“I wouldn’t. But. everyone else will.” He sighed. “Fitz, Fitz, Fitz.” He came up behind me and put his hands on my shoulders. Very, very gently, he said, “It might be best to let her go.”
The touch and the gentleness had disarmed me of my anger. I lifted my hands to cover my face. “I cannot,” I said through my fingers. “I need her.”
“What does Molly need?”
A little chandlery with beehives in the backyard of it. Children. A legitimate husband. “You are doing this for Shrewd. To make me do as he wishes,” I accused Chade.
He lifted his hands from my shoulders. I listened to him walk away, to wine being poured into a single cup. He brought his wine with him to his chair and sat down before his fire.
“I’m sorry.”
He looked at me. “Someday, FitzChivalry,” he warned me, “those words will not be enough. Sometimes it is easier to pull a knife out of a man than to ask him to forget words you have uttered. Even words uttered in anger.”
“I am sorry,” I repeated.
“So am I,” he said shortly.
After a time I asked humbly, “Why did you wish to see me tonight?”

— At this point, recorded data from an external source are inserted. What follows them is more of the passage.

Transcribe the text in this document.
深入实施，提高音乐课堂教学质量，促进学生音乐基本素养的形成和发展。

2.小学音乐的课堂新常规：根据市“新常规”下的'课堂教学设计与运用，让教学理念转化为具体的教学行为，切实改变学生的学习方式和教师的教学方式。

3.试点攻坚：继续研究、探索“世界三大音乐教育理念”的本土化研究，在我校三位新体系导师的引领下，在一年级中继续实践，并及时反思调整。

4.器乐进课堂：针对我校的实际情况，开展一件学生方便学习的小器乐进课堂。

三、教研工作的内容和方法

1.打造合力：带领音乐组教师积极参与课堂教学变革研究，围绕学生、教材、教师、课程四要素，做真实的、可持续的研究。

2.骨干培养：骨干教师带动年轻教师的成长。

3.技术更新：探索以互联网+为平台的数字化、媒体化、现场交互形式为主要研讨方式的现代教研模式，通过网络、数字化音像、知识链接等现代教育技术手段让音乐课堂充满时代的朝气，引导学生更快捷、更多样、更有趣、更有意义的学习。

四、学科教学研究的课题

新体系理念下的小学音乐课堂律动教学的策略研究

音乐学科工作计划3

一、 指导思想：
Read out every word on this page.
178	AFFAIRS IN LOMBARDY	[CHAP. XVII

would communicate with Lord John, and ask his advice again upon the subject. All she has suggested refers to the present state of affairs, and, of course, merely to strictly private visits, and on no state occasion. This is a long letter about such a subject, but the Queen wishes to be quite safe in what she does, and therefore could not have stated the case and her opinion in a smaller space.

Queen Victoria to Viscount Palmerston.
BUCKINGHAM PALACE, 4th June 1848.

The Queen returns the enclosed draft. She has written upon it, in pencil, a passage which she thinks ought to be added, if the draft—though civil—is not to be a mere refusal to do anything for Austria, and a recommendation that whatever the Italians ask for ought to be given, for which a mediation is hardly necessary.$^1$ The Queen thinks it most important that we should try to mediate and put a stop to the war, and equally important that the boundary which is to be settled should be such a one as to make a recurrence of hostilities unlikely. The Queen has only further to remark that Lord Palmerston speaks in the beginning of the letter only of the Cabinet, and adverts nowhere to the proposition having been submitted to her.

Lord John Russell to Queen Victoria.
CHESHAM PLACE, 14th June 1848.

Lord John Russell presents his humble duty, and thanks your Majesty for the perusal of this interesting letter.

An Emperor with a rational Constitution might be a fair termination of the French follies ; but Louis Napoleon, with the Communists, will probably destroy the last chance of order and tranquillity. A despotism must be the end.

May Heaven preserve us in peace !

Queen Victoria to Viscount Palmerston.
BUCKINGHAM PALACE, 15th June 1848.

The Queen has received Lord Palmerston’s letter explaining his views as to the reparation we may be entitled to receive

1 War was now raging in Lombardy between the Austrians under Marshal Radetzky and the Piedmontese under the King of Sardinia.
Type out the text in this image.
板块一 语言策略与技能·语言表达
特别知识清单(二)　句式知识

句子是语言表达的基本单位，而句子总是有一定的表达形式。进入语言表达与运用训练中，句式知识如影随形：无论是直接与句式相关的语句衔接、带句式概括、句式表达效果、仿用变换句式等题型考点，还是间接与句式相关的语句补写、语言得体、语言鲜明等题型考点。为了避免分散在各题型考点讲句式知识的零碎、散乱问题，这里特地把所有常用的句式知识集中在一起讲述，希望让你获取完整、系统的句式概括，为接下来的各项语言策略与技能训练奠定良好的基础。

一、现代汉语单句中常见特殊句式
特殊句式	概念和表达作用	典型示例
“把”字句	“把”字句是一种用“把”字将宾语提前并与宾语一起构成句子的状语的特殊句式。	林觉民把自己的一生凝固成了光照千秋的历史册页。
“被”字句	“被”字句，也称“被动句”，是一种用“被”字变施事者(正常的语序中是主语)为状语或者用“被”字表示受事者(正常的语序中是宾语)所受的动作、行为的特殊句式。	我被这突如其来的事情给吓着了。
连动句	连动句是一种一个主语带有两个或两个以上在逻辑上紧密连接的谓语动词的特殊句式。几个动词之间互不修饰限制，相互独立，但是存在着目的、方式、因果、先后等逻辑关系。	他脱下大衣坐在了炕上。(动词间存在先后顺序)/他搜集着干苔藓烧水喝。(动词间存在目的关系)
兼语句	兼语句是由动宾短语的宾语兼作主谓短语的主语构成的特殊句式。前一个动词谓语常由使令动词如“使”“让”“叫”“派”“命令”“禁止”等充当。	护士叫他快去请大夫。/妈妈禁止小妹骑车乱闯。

He sighed. “Forged ones. Southwest of Buckkeep.”
I felt ill. “I had thought I would not have to do that anymore,” I said quietly. “When Verity put me on a ship to Skill for him, he said that perhaps-”
“This does not come from Verity. It was reported to Shrewd, and he wishes it taken care of. Verity is already … overtaxed. We do not wish to trouble him with anything else just now.”
I put my head back into my hands. “Is there no one else who can do this?” I begged him.